At a length of some 13 kilometres, the Fröschnitzgraben section will become the longest part of the Semmering Base Tunnel. The access tunnel leading to the construction site in the cavern descends some 400 metres vertically and has a diameter of about ten metres. It is used to advance the tunnel in the direction of Mürzzuschlag by means of blasting. Heading in the Gloggnitz direction is taken care of by two tunnel boring machines.

Dual heavy haulage

Some 100 transports weighing in at a total cargo weight of approximately 2,500 tons were required to haul the first of two tunnel boring machines from Le Creusot (F) to the construction site in Steinhaus am Semmering (A). “Following a road section leading to the Straßbourg port, our subsidiary Haeger & Schmidt took over the cargo,” reports Roland Füreder from Felbermayr’s Heavy Haulage Department. After that and using a barge, the components were transported to the heavy cargo terminal in Linz, where they were stored temporarily, via the Rhine-Main-Danube Canal. This was followed by further road transport to the construction site at the Semmering pass which were concluded in February. This was mainly done using modular heavy load trailers with so called THP axles. The cutter head, at 115 tons the heaviest part, was transported on 14 axle modules.

Bringing the parts underground

400 metres of elevation separate the tunnel boring machines’ origin in Le Creusot and their destination at Fröschnitzgraben 828 metres above sea level. The Wimmer Maschinentransporte team had to overcome the same challenge once more. Not horizontally, but vertically. And that is what made the whole thing so difficult. Wimmer Maschinentransporte’s Managing Director Holger Stegmann: “Although there was a shaft lift, it was only approved for loads of up to 90 tons. The heaviest part we had to bring into the tunnel weighed more than 100 tons, however. The solution was to remove all unnecessary parts of the lift. In the end, there was not much left of the shaft lift apart from its base frame,” Stegmann illustrates the result.

The transport of individual parts from the storage site to the shaft lift was performed using two so-called Sefiros (self-propelled industrial rollers). At the storage site, the components were transshipped using a mobile crane. “For the hydraulic shifting of the components weighing in at many tons into the lift we built a twelve-metre-long skidway,” Stegmann explains. Following their “descent”, the parts were once again taken out of the lift using another skidway. To negotiate the last few metres to the tunnel boring machine’s installation site, the parts were transshipped by means of a Sefiro.

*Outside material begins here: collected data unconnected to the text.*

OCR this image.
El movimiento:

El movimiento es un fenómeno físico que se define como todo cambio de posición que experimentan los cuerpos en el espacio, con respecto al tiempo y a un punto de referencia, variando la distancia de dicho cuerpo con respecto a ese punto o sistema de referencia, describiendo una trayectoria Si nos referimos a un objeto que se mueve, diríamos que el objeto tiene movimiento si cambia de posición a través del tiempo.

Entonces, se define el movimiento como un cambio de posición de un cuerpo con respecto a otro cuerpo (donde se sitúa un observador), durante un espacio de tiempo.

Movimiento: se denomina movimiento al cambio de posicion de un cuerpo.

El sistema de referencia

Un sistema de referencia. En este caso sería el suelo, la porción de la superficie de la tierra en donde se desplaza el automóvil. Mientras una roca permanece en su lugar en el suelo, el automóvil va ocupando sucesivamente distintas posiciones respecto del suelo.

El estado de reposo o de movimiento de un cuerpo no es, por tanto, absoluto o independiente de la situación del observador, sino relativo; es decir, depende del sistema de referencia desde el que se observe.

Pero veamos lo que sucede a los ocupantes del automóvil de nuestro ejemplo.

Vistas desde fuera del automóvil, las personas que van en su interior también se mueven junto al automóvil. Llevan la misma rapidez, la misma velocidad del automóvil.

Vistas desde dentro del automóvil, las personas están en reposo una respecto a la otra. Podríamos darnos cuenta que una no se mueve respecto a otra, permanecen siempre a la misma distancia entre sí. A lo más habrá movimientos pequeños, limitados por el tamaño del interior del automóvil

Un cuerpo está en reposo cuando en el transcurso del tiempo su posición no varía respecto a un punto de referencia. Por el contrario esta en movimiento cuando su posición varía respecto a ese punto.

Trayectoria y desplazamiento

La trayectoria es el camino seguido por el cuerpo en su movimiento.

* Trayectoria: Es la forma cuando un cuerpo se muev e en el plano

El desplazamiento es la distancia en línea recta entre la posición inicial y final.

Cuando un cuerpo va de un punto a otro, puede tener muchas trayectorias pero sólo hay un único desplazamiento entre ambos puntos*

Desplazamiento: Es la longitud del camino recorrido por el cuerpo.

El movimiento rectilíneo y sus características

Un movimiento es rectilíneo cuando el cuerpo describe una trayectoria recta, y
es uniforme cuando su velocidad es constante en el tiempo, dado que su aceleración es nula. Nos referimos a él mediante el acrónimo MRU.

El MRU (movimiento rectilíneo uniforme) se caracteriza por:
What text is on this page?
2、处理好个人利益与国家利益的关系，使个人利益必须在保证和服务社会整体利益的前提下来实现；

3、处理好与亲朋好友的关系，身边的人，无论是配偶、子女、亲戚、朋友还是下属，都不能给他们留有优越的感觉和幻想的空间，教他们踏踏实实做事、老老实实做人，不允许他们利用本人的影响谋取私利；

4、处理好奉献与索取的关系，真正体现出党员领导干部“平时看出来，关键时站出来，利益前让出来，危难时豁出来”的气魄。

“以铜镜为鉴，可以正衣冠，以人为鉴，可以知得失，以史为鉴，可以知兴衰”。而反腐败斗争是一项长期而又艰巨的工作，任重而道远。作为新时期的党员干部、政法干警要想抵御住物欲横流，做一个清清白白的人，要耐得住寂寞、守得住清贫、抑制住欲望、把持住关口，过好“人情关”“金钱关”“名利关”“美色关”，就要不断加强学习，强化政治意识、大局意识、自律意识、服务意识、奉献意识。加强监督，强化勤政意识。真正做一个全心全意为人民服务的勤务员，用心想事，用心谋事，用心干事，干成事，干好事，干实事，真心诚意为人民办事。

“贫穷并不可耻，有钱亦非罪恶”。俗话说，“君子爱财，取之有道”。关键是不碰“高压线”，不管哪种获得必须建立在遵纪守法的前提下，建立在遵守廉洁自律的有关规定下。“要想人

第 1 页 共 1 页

Thus, the prerequisites for the tunnel boring machine’s final assembly were established in late February.

Commissioning of the Semmering Base Tunnel is scheduled for 2026. The 27-kilometre railway tunnel is supposed to take the load off the historic Semmering mountain route as well as significantly reduce travel times and thus allow for a better connection to Southern Austria. Internationally, this route will strengthen the European north-south-axis when it comes to passenger and goods transport.